Da Partilha: O comportamento anti-social; o isolamento patológico; o estar só na presença de alguém (mesmo realizando uma atividade em grupo); ausentar-se; não se posicionar; não optar; a absoluta falta de pertencimento, o desprotagonismo.

Das Urgências: indagar-nos a formação do artista orientador e as especificidades em uma orientação artístico-pedagógica em turmas como estas. Saber qual o tipo de articulação e quais os procedimentos são necessários para gerar interação entreos diversos sujeitos e, enfim, realizar experimentos cênicos.
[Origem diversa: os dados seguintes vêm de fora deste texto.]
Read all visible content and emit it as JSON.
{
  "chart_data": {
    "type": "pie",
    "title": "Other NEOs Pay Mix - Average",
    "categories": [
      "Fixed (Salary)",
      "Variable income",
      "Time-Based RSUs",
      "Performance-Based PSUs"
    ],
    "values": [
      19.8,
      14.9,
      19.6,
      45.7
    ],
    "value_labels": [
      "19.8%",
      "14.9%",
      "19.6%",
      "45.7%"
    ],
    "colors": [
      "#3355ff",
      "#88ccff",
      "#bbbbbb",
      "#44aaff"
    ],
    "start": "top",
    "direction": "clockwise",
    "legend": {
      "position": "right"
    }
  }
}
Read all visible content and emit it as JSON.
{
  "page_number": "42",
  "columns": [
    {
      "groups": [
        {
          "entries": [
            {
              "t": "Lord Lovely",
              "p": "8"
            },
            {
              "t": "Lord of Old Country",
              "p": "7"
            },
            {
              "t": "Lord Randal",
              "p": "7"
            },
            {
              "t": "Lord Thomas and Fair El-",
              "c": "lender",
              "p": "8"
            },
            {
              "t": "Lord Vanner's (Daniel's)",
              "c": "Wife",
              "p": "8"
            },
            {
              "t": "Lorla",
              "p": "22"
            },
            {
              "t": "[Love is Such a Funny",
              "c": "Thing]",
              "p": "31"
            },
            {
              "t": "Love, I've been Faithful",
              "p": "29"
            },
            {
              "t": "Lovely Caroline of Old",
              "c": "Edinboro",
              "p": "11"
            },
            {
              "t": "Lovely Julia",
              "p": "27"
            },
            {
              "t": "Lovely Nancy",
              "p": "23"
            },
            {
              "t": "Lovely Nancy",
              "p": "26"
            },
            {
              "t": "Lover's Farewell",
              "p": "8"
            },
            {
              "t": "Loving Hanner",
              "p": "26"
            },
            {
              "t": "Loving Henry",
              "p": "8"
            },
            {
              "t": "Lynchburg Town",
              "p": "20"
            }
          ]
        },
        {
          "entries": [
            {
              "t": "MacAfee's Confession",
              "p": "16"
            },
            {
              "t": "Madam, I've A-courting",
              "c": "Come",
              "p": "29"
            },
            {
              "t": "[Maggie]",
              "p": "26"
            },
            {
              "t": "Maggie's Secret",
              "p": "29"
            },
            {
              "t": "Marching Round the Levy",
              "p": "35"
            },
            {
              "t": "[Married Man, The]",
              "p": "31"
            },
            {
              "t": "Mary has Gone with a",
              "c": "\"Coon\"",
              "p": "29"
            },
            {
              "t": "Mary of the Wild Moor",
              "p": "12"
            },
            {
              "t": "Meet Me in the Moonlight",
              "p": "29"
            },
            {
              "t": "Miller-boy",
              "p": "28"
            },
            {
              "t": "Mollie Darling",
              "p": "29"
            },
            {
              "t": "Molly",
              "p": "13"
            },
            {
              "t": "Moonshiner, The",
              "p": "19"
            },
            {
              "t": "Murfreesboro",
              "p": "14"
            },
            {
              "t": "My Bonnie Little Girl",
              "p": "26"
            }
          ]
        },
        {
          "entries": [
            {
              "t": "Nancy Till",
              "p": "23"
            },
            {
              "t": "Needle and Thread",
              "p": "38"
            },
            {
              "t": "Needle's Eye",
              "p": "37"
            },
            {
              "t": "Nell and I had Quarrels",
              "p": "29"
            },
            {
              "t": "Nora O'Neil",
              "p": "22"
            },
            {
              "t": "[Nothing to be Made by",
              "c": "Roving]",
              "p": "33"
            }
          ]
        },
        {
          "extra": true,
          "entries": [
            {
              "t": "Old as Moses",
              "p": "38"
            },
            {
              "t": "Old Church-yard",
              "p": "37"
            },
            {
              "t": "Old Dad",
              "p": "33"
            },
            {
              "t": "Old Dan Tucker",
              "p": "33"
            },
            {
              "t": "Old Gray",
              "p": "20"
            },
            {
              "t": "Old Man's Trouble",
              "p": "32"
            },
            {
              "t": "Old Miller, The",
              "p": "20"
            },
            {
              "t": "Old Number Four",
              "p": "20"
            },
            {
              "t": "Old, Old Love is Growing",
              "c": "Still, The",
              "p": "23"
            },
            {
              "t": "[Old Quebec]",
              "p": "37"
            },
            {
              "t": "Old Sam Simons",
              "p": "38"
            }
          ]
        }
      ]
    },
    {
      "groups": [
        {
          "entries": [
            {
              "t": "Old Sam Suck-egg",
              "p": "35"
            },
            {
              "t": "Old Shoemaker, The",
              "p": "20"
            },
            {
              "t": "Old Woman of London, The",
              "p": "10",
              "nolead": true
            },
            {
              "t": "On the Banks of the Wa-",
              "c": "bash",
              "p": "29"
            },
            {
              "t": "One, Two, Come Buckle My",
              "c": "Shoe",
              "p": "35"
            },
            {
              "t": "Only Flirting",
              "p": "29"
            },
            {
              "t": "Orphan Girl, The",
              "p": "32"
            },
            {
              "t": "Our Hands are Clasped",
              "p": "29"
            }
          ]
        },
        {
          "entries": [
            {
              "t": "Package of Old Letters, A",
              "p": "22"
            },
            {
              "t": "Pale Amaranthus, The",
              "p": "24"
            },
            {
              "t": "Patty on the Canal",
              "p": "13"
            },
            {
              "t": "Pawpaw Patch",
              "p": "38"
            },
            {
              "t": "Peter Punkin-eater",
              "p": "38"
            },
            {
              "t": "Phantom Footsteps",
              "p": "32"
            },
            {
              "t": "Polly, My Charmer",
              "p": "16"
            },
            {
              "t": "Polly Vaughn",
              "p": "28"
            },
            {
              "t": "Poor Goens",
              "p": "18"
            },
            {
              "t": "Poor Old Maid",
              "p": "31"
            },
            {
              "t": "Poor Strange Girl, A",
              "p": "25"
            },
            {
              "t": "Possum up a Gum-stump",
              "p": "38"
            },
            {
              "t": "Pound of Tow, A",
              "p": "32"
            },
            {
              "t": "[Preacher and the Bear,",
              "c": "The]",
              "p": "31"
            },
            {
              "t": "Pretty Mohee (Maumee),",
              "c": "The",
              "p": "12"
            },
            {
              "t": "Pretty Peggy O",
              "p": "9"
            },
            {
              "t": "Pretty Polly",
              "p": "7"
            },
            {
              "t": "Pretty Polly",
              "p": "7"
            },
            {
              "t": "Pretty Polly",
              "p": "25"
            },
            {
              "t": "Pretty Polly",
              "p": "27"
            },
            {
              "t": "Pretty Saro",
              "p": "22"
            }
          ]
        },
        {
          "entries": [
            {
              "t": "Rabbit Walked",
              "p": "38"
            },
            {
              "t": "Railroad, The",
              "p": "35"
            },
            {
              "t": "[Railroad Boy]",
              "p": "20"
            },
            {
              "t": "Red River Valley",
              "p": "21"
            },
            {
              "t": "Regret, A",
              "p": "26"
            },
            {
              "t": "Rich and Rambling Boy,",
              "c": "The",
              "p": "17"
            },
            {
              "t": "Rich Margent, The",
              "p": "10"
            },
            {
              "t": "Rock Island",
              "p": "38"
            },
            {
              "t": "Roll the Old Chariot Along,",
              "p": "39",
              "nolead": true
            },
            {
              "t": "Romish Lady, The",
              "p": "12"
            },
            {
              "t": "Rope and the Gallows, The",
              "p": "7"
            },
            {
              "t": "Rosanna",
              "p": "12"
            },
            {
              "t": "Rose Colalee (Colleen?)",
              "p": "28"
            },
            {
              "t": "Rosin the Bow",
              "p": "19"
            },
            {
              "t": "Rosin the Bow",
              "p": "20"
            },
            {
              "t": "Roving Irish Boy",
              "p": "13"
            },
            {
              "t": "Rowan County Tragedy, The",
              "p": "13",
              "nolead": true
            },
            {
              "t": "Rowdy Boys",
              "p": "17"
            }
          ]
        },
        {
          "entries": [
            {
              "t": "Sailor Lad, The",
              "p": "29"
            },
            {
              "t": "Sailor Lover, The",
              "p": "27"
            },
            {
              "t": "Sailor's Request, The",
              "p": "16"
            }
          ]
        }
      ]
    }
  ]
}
Encontro Notável: Roland Barthes. Aula do dia 16 de março de 1977 (BARTHES, Roland. Como viver junto: simulações romanescas de alguns espaços cotidianos).

Espaço do Viver–Junto: Barthes argumenta sobre a voz a partir da escuta. Escutar! Busca  que traz alguns deslocamentos e alterações. Necessário desenvolver uma escuta sensível e fluente para perceber as falas em dimensões sutis, as falas silenciosas, as palavras que não expressam, escutar/entender os desejos e as pulsões.
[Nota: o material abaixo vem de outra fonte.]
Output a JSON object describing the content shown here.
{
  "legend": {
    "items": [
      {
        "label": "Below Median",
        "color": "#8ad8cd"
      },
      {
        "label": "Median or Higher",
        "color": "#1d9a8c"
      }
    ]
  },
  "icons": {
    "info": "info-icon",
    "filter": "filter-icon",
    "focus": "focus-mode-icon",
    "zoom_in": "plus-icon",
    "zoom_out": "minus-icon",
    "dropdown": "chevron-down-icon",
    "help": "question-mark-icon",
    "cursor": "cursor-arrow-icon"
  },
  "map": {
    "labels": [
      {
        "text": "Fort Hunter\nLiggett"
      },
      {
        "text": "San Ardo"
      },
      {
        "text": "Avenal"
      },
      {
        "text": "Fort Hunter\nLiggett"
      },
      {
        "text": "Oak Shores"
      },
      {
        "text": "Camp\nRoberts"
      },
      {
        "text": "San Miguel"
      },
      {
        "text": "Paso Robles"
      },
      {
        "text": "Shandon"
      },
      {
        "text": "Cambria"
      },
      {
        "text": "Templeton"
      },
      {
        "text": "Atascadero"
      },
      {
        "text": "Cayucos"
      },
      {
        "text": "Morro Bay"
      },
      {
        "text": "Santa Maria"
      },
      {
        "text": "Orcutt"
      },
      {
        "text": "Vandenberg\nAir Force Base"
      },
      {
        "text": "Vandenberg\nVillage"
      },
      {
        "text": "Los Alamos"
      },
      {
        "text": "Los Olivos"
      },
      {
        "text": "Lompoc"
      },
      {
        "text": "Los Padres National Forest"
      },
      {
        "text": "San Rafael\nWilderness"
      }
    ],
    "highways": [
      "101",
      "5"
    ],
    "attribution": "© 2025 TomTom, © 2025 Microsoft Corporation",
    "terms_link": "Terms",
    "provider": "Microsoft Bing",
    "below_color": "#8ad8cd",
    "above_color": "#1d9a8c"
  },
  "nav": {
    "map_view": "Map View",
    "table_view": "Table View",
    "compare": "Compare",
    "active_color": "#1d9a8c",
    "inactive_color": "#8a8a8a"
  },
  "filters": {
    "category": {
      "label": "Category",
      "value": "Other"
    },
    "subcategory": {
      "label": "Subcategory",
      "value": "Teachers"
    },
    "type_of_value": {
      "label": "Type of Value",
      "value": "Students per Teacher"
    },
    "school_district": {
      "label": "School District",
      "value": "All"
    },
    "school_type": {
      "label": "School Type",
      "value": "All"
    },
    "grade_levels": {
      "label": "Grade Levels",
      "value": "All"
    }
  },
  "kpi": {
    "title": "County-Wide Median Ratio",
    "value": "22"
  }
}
Dispositivo: Prudência! A prudência de saber esperar, oferecer estímulos, perguntas, inquietações, provocações, procedimentos. Saber esperar que o outro se descubra criativamente. Escutar!

Todos os ruídos me pertencem: ser claro e inteligível, relembrar Deleuze: “atrás da cortina nada há para se ver”. Simplificar a fala, o discurso, retirar-lhe as diversas inscrições e interpretações (o aparente e o oculto). Está tudo aqui, na relação dos corpos. Observar os corpos! Aceitar: muito/deveras escapa dos domínios da linguagem verbal. Escutar!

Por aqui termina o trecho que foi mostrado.